HapMap 3 + 1,000 Genomes Pilot haplotypes -- NCBI build 36 (hg18) coordinates

   --The 1,000 Genomes files are based on a sequence data freeze from Mar 2010; the phased haplotypes were released Jun 2010.

   --The HapMap 3 files are from release #2 (Feb 2009).

   --We have processed these files so that they can be used as a single, composite reference panel with IMPUTE2.

Haplotype, legend, sample, and genetic map files
Download packages (warning: large files)
These downloads contain reference panels from HapMap 3 and the 1,000 Genomes Project. Each dataset includes 1,000 Genomes Pilot Project haplotypes from one panel, along with all available HapMap 3 haplotypes, except those present in the 1,000 Genomes panel of interest. We removed these duplicate haplotypes so that the two datasets could be combined without causing "double counting" of haplotypes during imputation. We also filtered both sets of haplotypes to remove SNPs with apparent quality issues.

When using these combined panels, you should set the -Ne argument of IMPUTE2 to 20000, as explained here.

To see an example command that combines haplotypes from HapMap 3 and the 1,000 Genomes Project in a single imputation analysis, go here.
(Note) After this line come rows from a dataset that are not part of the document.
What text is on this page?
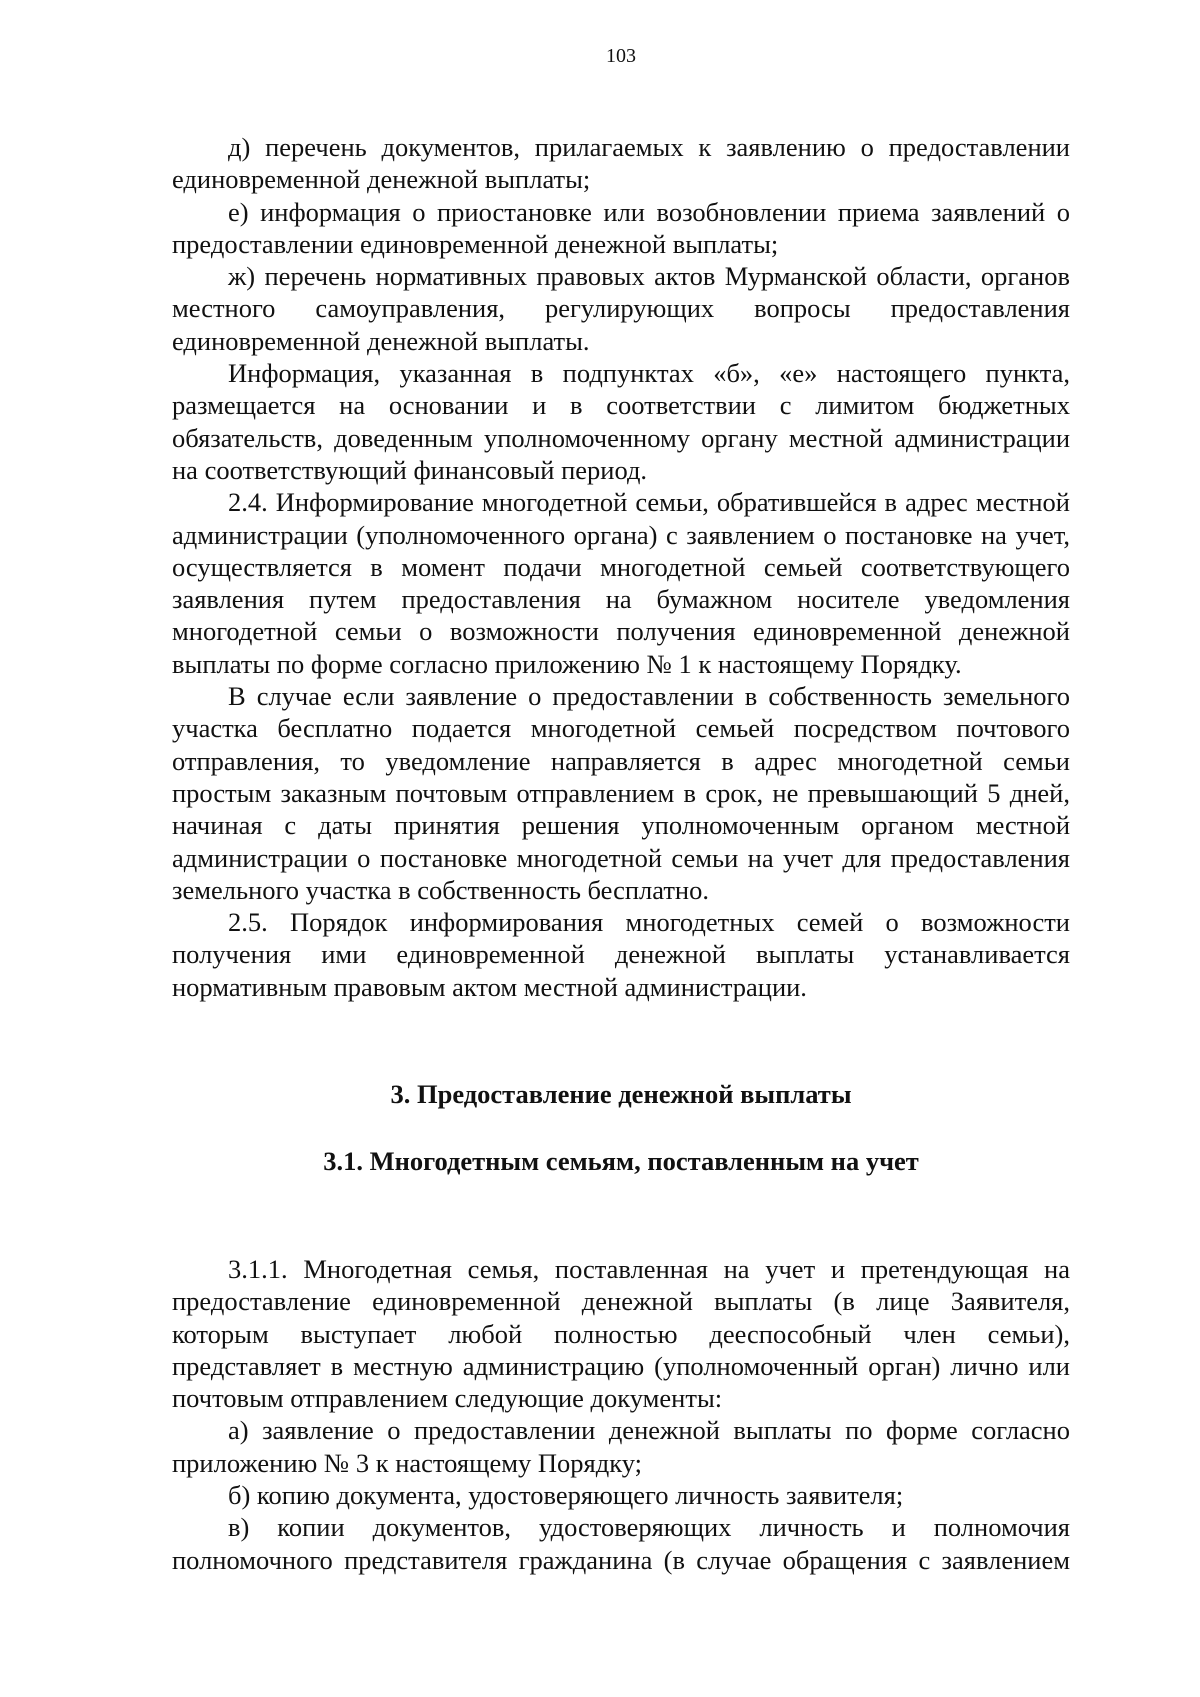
103

д) перечень документов, прилагаемых к заявлению о предоставлении единовременной денежной выплаты;

е) информация о приостановке или возобновлении приема заявлений о предоставлении единовременной денежной выплаты;

ж) перечень нормативных правовых актов Мурманской области, органов местного самоуправления, регулирующих вопросы предоставления единовременной денежной выплаты.

Информация, указанная в подпунктах «б», «е» настоящего пункта, размещается на основании и в соответствии с лимитом бюджетных обязательств, доведенным уполномоченному органу местной администрации на соответствующий финансовый период.

2.4. Информирование многодетной семьи, обратившейся в адрес местной администрации (уполномоченного органа) с заявлением о постановке на учет, осуществляется в момент подачи многодетной семьей соответствующего заявления путем предоставления на бумажном носителе уведомления многодетной семьи о возможности получения единовременной денежной выплаты по форме согласно приложению № 1 к настоящему Порядку.

В случае если заявление о предоставлении в собственность земельного участка бесплатно подается многодетной семьей посредством почтового отправления, то уведомление направляется в адрес многодетной семьи простым заказным почтовым отправлением в срок, не превышающий 5 дней, начиная с даты принятия решения уполномоченным органом местной администрации о постановке многодетной семьи на учет для предоставления земельного участка в собственность бесплатно.

2.5. Порядок информирования многодетных семей о возможности получения ими единовременной денежной выплаты устанавливается нормативным правовым актом местной администрации.

3. Предоставление денежной выплаты
3.1. Многодетным семьям, поставленным на учет

3.1.1. Многодетная семья, поставленная на учет и претендующая на предоставление единовременной денежной выплаты (в лице Заявителя, которым выступает любой полностью дееспособный член семьи), представляет в местную администрацию (уполномоченный орган) лично или почтовым отправлением следующие документы:

а) заявление о предоставлении денежной выплаты по форме согласно приложению № 3 к настоящему Порядку;

б) копию документа, удостоверяющего личность заявителя;

в) копии документов, удостоверяющих личность и полномочия полномочного представителя гражданина (в случае обращения с заявлением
To see our rationale for using all HapMap 3 haplotypes together, rather than focusing on population-matched subsets, go here.

As noted above, we performed a small amount of filtering on the HapMap 3 and 1,000 Genomes files to help them work together as a composite reference panel. If you prefer unfiltered 1,000 Genomes Pilot Project haplotypes, you can download them from here; similarly, you can download unfiltered HapMap 3 haplotypes from here.

We found problems with the 1,000 Genomes CHB+JPT haplotypes, so we decided not to distribute them. You can now obtain high-quality haplotypes for imputation in East Asia and other locations from here.



NOTE: When combining datasets in an imputation analysis, you should always take great care to ensure that they have been aligned to the same strand convention. In this case, we have already aligned the HapMap 3 and 1,000 Genomes data to the '+' strand of the human reference sequence, and we have removed SNPs with unresolvable strand flips between panels. Consequently, you just need to make sure that your dataset is correctly aligned before imputing from the combined panel.